HAUTE-NORMANDIE Le parc éolien prend du retard

Invité par le Cobaty Seine-Maritime, Étienne Le Brun, chargé de mission sur les énergies renouvelables à l’Ademe Haute-Normandie, a fait le point, début avril, sur l’évolution du parc régional de centrales éoliennes. Selon ce spécialiste, il y a disproportion entre les projets seinomarins et les projets eurois. « La proximité de Paris induit que dans l’Eure, département plus résidentiel, les réticences sont plus grandes. Tous les projets sont attaqués », constate Étienne Le Brun.

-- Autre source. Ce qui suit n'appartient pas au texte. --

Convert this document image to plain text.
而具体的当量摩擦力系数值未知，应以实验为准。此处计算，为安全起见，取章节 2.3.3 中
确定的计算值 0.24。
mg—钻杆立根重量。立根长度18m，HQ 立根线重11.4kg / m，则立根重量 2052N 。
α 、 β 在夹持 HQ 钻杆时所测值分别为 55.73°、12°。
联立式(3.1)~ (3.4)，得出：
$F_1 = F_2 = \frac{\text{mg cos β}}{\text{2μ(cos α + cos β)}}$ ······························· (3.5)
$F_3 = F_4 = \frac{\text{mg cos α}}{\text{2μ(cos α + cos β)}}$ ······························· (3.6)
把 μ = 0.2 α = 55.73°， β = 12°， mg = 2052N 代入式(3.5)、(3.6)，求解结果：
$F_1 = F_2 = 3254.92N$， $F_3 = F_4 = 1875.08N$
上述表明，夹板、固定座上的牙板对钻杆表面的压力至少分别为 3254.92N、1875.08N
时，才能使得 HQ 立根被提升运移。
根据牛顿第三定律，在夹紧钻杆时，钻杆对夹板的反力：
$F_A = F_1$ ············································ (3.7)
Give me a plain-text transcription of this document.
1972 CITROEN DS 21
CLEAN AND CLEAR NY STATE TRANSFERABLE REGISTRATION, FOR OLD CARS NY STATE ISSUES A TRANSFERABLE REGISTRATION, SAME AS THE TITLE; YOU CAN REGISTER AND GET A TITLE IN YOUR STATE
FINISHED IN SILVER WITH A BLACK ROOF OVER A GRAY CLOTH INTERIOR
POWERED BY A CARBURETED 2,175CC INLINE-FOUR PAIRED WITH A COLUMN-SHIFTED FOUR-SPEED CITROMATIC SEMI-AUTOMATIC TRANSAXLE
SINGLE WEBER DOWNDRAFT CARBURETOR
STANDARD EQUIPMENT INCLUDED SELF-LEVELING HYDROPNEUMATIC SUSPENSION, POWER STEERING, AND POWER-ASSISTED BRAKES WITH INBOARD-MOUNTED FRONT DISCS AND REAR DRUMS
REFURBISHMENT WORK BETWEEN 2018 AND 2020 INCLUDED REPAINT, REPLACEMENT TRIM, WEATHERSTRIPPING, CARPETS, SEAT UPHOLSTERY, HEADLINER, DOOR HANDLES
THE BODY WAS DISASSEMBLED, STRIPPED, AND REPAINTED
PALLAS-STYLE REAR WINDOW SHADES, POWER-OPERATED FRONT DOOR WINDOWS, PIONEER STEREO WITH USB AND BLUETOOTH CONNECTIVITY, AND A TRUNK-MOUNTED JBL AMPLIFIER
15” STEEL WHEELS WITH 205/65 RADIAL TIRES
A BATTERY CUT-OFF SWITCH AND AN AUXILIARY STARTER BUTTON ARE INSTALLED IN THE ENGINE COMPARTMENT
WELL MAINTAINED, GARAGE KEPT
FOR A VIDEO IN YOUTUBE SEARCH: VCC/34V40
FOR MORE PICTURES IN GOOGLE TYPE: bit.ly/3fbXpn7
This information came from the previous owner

Dans ce département, aucun parc n’est pour l’heure sorti de terre. Trois sont autorisés pour 31 mégawatts (MW) et 13 machines. Sept sont en cours d’instruction pour 85 MW et 38 mâts. Le bilan est tout autre en Seine-Maritime où six sites sont déjà en service (Assigny, Fécamp, Brachy, Gouchaupré, Tourville-la-Chapelle et Callengeville) pour une puissance installée de 84,2 MW (ndlr : sur les six parcs, la moitié se situe à proximité immédiate de la centrale nucléaire de Penly). Neuf autres projets sont autorisés pour 49 nouvelles machines (150 MW), pour ne parler que des projets à terre, et 13 sont en cours d’instruction pour 127 MW (50 mâts). Selon Étienne Le Brun, le projet prioritaire pour l’Etat serait la plate-forme offshore de Veulettes-sur-Mer et ses 21 mâts pour 105 MW.